Tak ada pengecualian dalam prosesi ini. Baik mereka yang berangkat melalui Haji Plus, Undangan, Haji Reguler, atau mungkin bagi yang muqiim –tinggal di kota Mekkah. Baik mereka yang tinggal di Aziziyah, Mahbasy Jin, Jarwal, atau di Zamzam Tower yang megah itu. Baik mereka yang pejabat eselon 1, tukang becak, guru, dosen, mahasiswa pascasarjana, maupun peneliti yang belum menikah. Semuanya sama di hadapan Allah.
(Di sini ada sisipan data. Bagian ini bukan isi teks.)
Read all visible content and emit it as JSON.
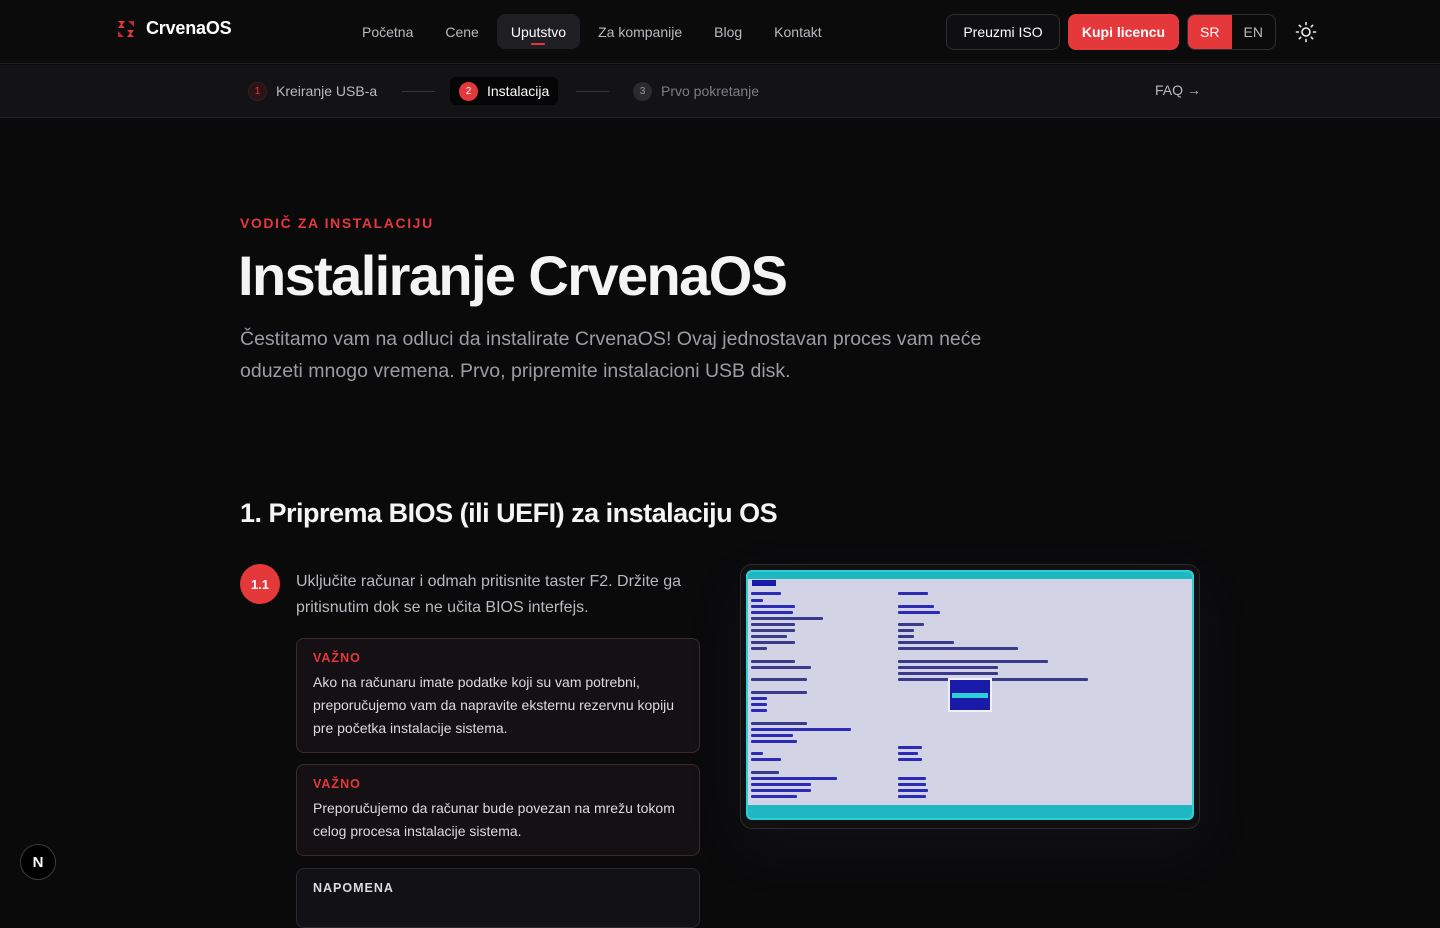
{
  "brand": {
    "name": "CrvenaOS",
    "logo_icon": "crvenaos-logo-icon",
    "accent": "#e5383b"
  },
  "nav": {
    "items": [
      {
        "label": "Početna"
      },
      {
        "label": "Cene"
      },
      {
        "label": "Uputstvo",
        "active": true
      },
      {
        "label": "Za kompanije"
      },
      {
        "label": "Blog"
      },
      {
        "label": "Kontakt"
      }
    ],
    "download_label": "Preuzmi ISO",
    "buy_label": "Kupi licencu",
    "lang": {
      "sr": "SR",
      "en": "EN",
      "selected": "SR"
    },
    "theme_icon": "sun-icon"
  },
  "steps": {
    "items": [
      {
        "num": "1",
        "label": "Kreiranje USB-a"
      },
      {
        "num": "2",
        "label": "Instalacija",
        "active": true
      },
      {
        "num": "3",
        "label": "Prvo pokretanje"
      }
    ],
    "faq_label": "FAQ →"
  },
  "hero": {
    "eyebrow": "VODIČ ZA INSTALACIJU",
    "title": "Instaliranje CrvenaOS",
    "lead": "Čestitamo vam na odluci da instalirate CrvenaOS! Ovaj jednostavan proces vam neće oduzeti mnogo vremena. Prvo, pripremite instalacioni USB disk."
  },
  "section": {
    "title": "1. Priprema BIOS (ili UEFI) za instalaciju OS",
    "step": {
      "badge": "1.1",
      "text": "Uključite računar i odmah pritisnite taster F2. Držite ga pritisnutim dok se ne učita BIOS interfejs."
    },
    "notes": [
      {
        "head": "VAŽNO",
        "body": "Ako na računaru imate podatke koji su vam potrebni, preporučujemo vam da napravite eksternu rezervnu kopiju pre početka instalacije sistema."
      },
      {
        "head": "VAŽNO",
        "body": "Preporučujemo da računar bude povezan na mrežu tokom celog procesa instalacije sistema."
      },
      {
        "head": "NAPOMENA",
        "body": ""
      }
    ]
  },
  "floating": {
    "label": "N"
  }
}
Ihram adalah simbol pengakuan kita atas keesaan Allah. Yang konsekuensinya adalah bahwa tidak ada yang bisa lebih tinggi dari manusia yang lain, karena di hadapan Allah kita semua adalah makhluk yang fana. Konsekuensi sosialnya adalah egalitarianism; kesetaraaan di hadapan semua manusia. Karena tidak ada sesuatu yang lebih tinggi di hadapan Allah, maka di antara manusia kita semua mestinya juga punya derajat yang sama.
Selepas ber-Ihram, jamaah haji bergerak menuju padang Arafah. Tidak ada haji tanpa Arafah. Semua jamaah, dengan hanya dua helai kain ihram tanpa boleh ada wewangian, bergerak dan berjalan bersama. Dulu, menurut catatan Hamka di bukunya Di Bawah Lindungan Ka’bah, orang-orang pergi ke Arafah dengan menumpang tandu dan unta. Sekarang mungkin lebih mudah, karena ada Bus yang disediakan. Tapi semua orang harus tetap datang ke Arafah. Inilah “rapat besar”; tempat semua jamaah haji berkumpul untuk memenuhi panggilan Allah.
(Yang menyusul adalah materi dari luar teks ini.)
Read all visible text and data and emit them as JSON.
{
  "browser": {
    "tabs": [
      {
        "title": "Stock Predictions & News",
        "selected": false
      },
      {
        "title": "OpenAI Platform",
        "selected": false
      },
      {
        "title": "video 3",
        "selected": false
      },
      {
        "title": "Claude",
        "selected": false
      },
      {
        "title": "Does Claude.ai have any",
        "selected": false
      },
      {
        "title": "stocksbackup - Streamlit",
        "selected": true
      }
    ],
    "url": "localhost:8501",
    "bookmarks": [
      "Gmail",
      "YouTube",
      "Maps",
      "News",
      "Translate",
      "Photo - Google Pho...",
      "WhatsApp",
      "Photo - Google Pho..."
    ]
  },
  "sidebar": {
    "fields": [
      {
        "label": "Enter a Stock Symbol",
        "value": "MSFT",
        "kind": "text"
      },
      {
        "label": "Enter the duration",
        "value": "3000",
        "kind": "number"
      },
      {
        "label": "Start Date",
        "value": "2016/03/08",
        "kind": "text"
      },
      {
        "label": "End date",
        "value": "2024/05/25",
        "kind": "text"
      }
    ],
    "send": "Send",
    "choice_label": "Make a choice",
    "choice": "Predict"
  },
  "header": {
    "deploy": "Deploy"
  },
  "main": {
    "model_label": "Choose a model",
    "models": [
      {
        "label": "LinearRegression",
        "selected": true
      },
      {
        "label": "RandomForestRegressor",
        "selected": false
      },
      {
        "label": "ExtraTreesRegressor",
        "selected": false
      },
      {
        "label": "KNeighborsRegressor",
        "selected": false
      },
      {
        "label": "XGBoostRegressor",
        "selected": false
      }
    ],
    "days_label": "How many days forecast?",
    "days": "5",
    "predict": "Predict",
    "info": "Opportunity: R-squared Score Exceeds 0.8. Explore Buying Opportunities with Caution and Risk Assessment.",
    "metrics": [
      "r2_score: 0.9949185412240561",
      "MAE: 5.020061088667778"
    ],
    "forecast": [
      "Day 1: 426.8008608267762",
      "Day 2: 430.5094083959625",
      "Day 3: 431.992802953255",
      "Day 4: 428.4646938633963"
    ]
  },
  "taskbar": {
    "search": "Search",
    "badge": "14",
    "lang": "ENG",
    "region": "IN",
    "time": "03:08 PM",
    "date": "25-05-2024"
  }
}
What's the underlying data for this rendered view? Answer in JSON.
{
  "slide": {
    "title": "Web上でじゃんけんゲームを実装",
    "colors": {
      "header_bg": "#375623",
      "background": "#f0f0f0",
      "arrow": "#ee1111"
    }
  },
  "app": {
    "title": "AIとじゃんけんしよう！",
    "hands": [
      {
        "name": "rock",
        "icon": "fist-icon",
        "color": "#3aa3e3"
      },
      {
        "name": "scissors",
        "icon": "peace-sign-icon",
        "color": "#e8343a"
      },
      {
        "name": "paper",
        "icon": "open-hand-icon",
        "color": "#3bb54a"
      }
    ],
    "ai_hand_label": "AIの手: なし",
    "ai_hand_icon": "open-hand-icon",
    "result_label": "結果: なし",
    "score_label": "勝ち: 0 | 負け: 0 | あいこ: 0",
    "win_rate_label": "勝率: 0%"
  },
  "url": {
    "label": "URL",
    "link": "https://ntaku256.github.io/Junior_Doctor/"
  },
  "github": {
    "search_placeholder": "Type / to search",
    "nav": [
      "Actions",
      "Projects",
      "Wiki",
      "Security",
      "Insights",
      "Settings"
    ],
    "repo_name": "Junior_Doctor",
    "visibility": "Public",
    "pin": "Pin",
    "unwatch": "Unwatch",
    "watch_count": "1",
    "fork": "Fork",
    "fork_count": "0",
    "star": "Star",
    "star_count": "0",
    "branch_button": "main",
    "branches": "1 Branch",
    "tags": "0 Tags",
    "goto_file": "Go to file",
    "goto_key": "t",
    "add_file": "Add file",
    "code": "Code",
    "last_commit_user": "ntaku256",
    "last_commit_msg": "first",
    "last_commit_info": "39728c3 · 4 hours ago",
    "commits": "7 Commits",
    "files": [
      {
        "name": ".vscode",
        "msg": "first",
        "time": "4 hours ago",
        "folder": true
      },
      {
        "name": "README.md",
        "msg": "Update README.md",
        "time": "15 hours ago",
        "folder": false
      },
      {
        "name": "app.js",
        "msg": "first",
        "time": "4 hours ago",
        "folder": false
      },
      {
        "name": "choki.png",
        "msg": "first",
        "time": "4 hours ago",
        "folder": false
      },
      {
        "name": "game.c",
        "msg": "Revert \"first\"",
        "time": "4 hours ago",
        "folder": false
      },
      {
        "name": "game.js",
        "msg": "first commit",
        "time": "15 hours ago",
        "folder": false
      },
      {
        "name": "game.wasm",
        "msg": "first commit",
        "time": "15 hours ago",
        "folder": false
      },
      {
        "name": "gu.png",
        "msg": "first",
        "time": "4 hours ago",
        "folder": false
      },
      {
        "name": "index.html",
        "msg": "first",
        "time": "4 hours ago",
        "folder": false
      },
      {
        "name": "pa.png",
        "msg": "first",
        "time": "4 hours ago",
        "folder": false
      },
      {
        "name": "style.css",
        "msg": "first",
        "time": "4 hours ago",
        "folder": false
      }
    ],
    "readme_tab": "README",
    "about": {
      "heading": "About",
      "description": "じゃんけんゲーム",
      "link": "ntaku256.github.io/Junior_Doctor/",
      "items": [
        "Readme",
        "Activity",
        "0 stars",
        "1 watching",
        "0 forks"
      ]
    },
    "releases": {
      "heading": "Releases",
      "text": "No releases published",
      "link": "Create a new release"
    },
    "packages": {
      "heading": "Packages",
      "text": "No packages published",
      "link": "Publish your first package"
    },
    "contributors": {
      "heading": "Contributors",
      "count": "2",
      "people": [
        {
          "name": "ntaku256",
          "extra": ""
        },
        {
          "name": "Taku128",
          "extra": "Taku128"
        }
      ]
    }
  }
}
Labbaikallahumma Labbaik! Labbaika laa syariikalalabbaik!
Malam kemudian menjelang, dan jamaah sudah harus bergerak ke Muszdalifah untuk bermalam dan mengumpulkan batu. Ini adalah masa istirahat untuk mengumpulkan “amunisi” –senjata untuk membangun gerakan. Istirahat, hiatus, bukanlah sesuatu yang negatif. Ia justru diperlukan untuk membangun nafas gerakan yang lebih panjang. Arafah adalah proses yang melelahkan, secara fisik, mental, dan emosional. Ada satu titik dimana jamaah haji harus berhenti, mengumpulkan energi dan asumsi, dan bangkit dengan energi yang lebih baru. Itulah Muzdalifah, tempat dimana jamaah haji bertafakkur, tidur di tengah alam yang terbuka, dan beristirahat dari penatnya ibadah haji.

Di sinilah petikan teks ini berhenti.